Cold War super agent video game stylish and cinematic
Friday, January 7, 2005
Don't let a funny title like "Metal Gear Solid 3: Snake Eater" fool you -- this latest PlayStation 2 offering from Japanese video game guru Hideo Kojima is serious fun.
Whether I was wading through the squishy muck of an alligator-infested swamp or breathlessly lunging through a forest to dodge arrows from an invisible enemy, "Snake Eater" is a varied, addictive game that's equal parts Rambo action and James Bond gadgetry.
Set in the 1960s during the height of the Cold War, you play as an American super agent with various codenames, such as Naked Snake and, later, Snake Eater.
Your task: Infiltrate the Soviet Union and rescue a top scientist from the clutches of a clan of rebels bent on creating a next generation of nuclear tank that could tip the scales of war in Mother Russia's favor.
There's plenty of opportunity for all-out action during a series of escalating battles with "bosses." These top evildoers put up quite a fight in innovative ways. One boss, for example, leaps from tree to tree, shooting you with a crossbow. Worse, special camouflage makes him invisible most of the time.

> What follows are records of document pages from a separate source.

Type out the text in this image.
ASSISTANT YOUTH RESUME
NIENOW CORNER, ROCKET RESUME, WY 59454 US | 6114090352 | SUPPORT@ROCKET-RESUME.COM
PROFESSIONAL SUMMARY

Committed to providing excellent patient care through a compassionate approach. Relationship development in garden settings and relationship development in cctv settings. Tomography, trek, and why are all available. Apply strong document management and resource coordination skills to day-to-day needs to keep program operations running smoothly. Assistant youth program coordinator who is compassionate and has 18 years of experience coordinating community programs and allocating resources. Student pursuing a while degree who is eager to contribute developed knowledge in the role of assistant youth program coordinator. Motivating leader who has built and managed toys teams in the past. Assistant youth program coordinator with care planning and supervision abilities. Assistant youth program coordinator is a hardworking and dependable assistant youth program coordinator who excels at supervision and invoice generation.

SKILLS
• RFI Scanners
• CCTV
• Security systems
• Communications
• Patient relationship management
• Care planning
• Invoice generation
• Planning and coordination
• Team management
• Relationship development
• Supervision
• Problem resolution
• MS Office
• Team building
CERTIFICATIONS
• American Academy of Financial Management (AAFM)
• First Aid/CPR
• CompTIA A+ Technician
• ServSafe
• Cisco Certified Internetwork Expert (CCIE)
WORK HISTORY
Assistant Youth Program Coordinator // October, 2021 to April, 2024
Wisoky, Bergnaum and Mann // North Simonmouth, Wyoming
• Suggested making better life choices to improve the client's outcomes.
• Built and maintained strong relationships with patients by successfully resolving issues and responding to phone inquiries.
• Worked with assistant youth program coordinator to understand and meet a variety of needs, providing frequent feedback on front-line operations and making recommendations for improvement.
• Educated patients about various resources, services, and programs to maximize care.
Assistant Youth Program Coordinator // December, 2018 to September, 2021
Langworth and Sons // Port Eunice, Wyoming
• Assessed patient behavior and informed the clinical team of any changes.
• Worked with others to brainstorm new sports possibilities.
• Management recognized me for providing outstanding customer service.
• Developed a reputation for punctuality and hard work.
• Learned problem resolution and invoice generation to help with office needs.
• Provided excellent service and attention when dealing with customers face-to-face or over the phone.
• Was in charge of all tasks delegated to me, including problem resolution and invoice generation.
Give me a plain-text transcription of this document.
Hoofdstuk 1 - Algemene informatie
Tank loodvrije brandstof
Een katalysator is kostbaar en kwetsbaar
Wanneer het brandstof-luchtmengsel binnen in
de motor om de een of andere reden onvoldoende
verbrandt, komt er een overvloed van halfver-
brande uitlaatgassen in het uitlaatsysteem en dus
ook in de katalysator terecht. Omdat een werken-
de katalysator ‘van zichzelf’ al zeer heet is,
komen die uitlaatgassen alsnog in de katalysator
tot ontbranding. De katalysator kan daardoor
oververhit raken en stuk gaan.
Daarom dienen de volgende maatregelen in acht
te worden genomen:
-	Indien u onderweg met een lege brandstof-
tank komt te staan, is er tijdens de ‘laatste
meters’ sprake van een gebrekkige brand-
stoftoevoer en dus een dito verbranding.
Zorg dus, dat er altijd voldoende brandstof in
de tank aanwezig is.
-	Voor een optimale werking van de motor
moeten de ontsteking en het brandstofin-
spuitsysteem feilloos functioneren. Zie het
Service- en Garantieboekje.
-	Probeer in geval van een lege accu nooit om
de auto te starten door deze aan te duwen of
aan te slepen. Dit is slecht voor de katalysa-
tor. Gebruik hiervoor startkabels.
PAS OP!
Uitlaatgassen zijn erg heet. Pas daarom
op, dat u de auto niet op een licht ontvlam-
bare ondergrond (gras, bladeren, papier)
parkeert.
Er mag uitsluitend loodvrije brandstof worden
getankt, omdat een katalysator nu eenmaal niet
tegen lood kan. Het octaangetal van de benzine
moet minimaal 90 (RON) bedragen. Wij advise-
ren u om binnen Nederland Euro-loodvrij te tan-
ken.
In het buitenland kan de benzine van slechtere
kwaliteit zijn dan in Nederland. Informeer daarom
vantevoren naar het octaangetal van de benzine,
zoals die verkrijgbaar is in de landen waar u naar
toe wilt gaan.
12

You'll spend as much time watching "Snake Eater" as you will playing it.
The M-rated game from Konami Digital Entertainment-America has hours of involving cinematics between missions that drive the twisted plot forward. Some might complain that these filmic interludes get in the way (this is a video game, not a movie, after all), but they're used effectively, dispensing key details in a well-crafted story.
The action can be frenetic, but overall success hinges on not being spotted by the myriad security patrols and sniffer dogs.
Ducking in the shadows and crawling in the tall grass is certainly one way, but wearing the right camouflage is important, too. You'll always know how hidden you are with the convenient "camo index" showing how well Snake blends into the surroundings.
Survival skills also come into play. "Snake Eater" takes a more realistic approach to health and vitality than many games, where health packs often magically appear.
You have to hunt and forage for sustenance, gathering nature's bounty, which includes crabs, pythons and mushrooms. Be careful: Raw meat eventually rots, and some things you find may be poisonous.
If you forget to eat and drain your stamina, your groaning stomach should serve as a nagging reminder that you've got the munchies. Staying full not only keeps your gut quiet: You can aim weapons better.
Stamina isn't the only factor. You have a health meter that shortens with every incoming bullet or snake bite. Again, though, there are no magic cure-alls. You'll have to manually patch wounds like broken bones or burns using ointments, bandages and sutures.
Better yet, save the game, turn off your PS2 and do something else for a while. When you return, you'll find Snake is well-rested and patched up.
There are many other excellent games in the so-called action-stealth genre, including "Tom Clancy's Splinter Cell." Few, however can match the likeable characters, interesting story and unique style of "Snake Eater."